Earnest : The RSV reads "... to care for the church of God which he obtained with the blood of his own Son" with a footnote "Greek with the blood of his Own or with his own blood".
aqwsed12345 : The RSV appeared in 1952 with the literal wording “with his own blood”; the wording you quote is the 1971 “Common Bible” revision produced for ecumenical use and reprinted in the NRSV family.
This is just to report back that I checked the 1952 RSV and it does read "with his own blood" but it has a footnote "with the blood of his Own" showing that even back then they recognised there were two ways of translating this verse. No one (except Hort) has claimed that the word "son" stood in the original, although Metzger does say that palaeographically such an omission would have been easy.

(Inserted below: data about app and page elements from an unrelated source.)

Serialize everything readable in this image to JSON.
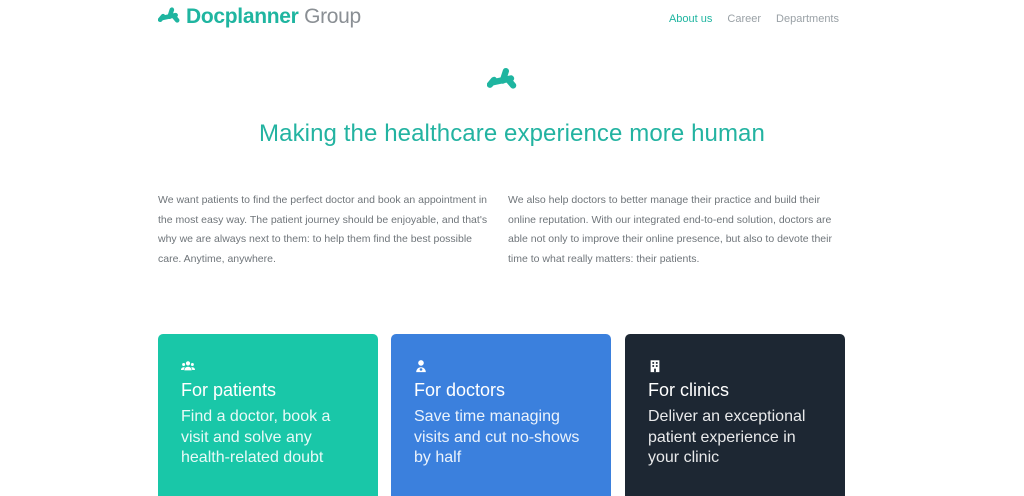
{
  "header": {
    "logo": {
      "name": "Docplanner",
      "suffix": " Group"
    },
    "nav": [
      {
        "label": "About us",
        "active": true
      },
      {
        "label": "Career",
        "active": false
      },
      {
        "label": "Departments",
        "active": false
      }
    ]
  },
  "hero": {
    "title": "Making the healthcare experience more human",
    "intro_left": "We want patients to find the perfect doctor and book an appointment in the most easy way. The patient journey should be enjoyable, and that's why we are always next to them: to help them find the best possible care. Anytime, anywhere.",
    "intro_right": "We also help doctors to better manage their practice and build their online reputation. With our integrated end-to-end solution, doctors are able not only to improve their online presence, but also to devote their time to what really matters: their patients."
  },
  "cards": [
    {
      "icon": "users-icon",
      "title": "For patients",
      "text": "Find a doctor, book a visit and solve any health-related doubt",
      "color": "#19c7a8"
    },
    {
      "icon": "doctor-icon",
      "title": "For doctors",
      "text": "Save time managing visits and cut no-shows by half",
      "color": "#3b80dd"
    },
    {
      "icon": "building-icon",
      "title": "For clinics",
      "text": "Deliver an exceptional patient experience in your clinic",
      "color": "#1d2733"
    }
  ],
  "colors": {
    "brand": "#1fb5a0",
    "text_muted": "#6f757a"
  }
}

The claim is, as the NET bible explains, that the genitive construction could be taken in two ways: (1) as an attributive genitive (second attributive position) meaning “his own blood”; or (2) as a possessive genitive, “with the blood of his own.” In this case the referent is the Son, and the referent has been specified in the translation for clarity.
You keep on insisting it can only be translated in one way i.e. "his own blood", but many translations either translate it differently or record alternatives. Most translators will translate in a way they think is in harmony with the rest of scripture which is why so many translate it as "with the blood of his own Son".